I would agree that particular way would make it NEARLY impossible to mischarge a case...
I commend you for being so thorough, I'm not quite sure I would have the lasting patience to do that.... 👏
 
Have you started back tracking and looking for anything that may be out of whack so to speak? Have you tried everything exactly the same except for new cases yet?

And that's an odd way to weigh powder charges. You should really weigh each charge.
Yes, i have pulled 25 bullets this morning and checked charge weights. 24 @ 4.7 and 1 @ 4.6.
These guys have misinterpreted my method of weighing powder charges. I felt like I explained it well enough but apparently its hard for some to wrap their brain around. Idk, the point is i weigh them all. I use hornady projectiles exclusively and the weight of them is very consistent among the 100s i have weighed of various calibers. I do not buy factory seconds.
Perhaps i should put up a YT video explaining my “process” because comprehensive reading seems to have died out haha
 
That, my man, is a lot of effort on your part.
I would agree that particular way would make it NEARLY impossible to mischarge a case...
I commend you for being so thorough, I'm not quite sure I would have the lasting patience to do that.... 👏
Thank you very much for being a beacon of light for comprehensive reading. This has been my method from day one when i noticed a discrepancy in the values during my initial “best practices” process development.
 
I’m not advocating doing it at all in part because it’s a lot of effort that is otherwise easily avoided and likely more precise, BUT why wouldn’t it work just fine?

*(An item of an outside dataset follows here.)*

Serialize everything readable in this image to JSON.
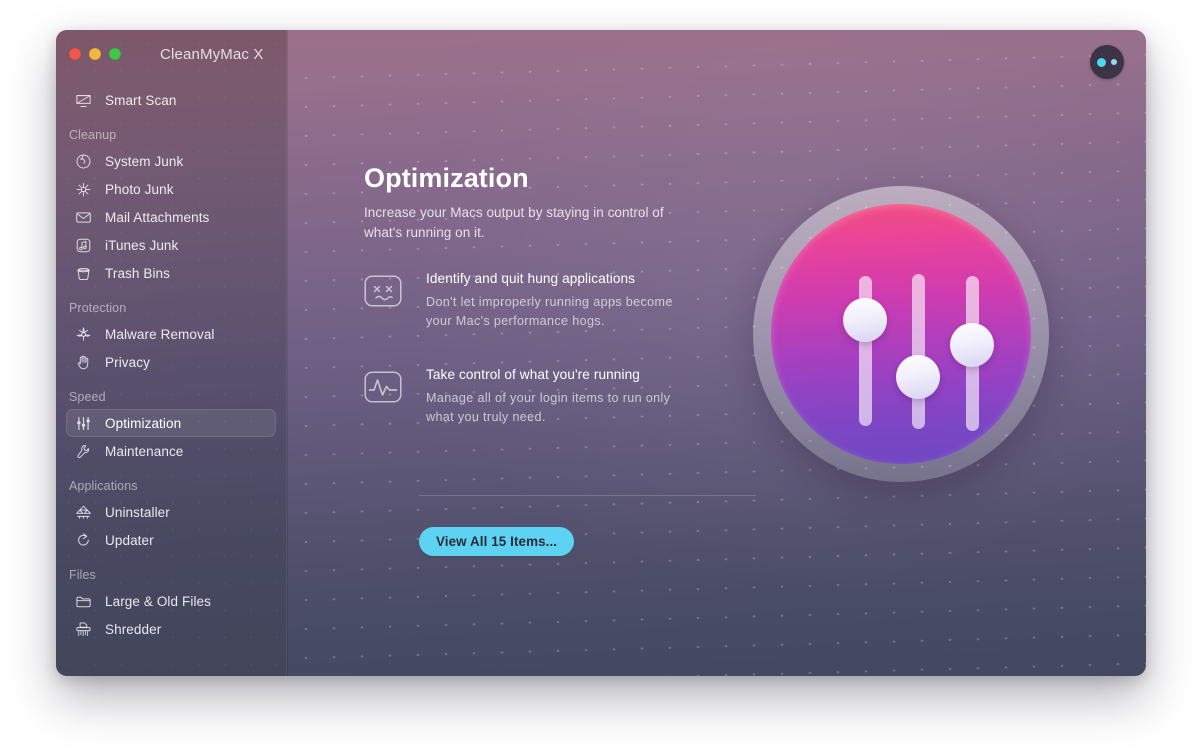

It would work on my cheap Lyman digital. Just re-emagine the cartridge case as the pan. If it’s weighed empty, then with powder, the difference is obviously the powder.
He has misinterpreted what im doing
 
So somebody check my math......

4.7 to 5.5 = 117 %

104.7 to 105.5 = 100.76%

Before I'd trust that method, I'd want to weigh an individual case at least 10 times, and it had better give exact same weight all 10 times. And if it passes that test, add a 5 grain check weight and it has to weigh the same another 10 times. Add it, subtract it. Always the same? I don't use digital scales, so don't know if they are accurate enough to always pick that up. I do have digital calipers and have found my dial calipers to be more reliable. The zero never changes like it does on the digital.
That’s not what im doing, but the average weight of a primed 9mm case is around 59gn. This is also irrelevant because you are calculating the difference of the weights as a percentage rather than simply adding or subtracting to find the difference.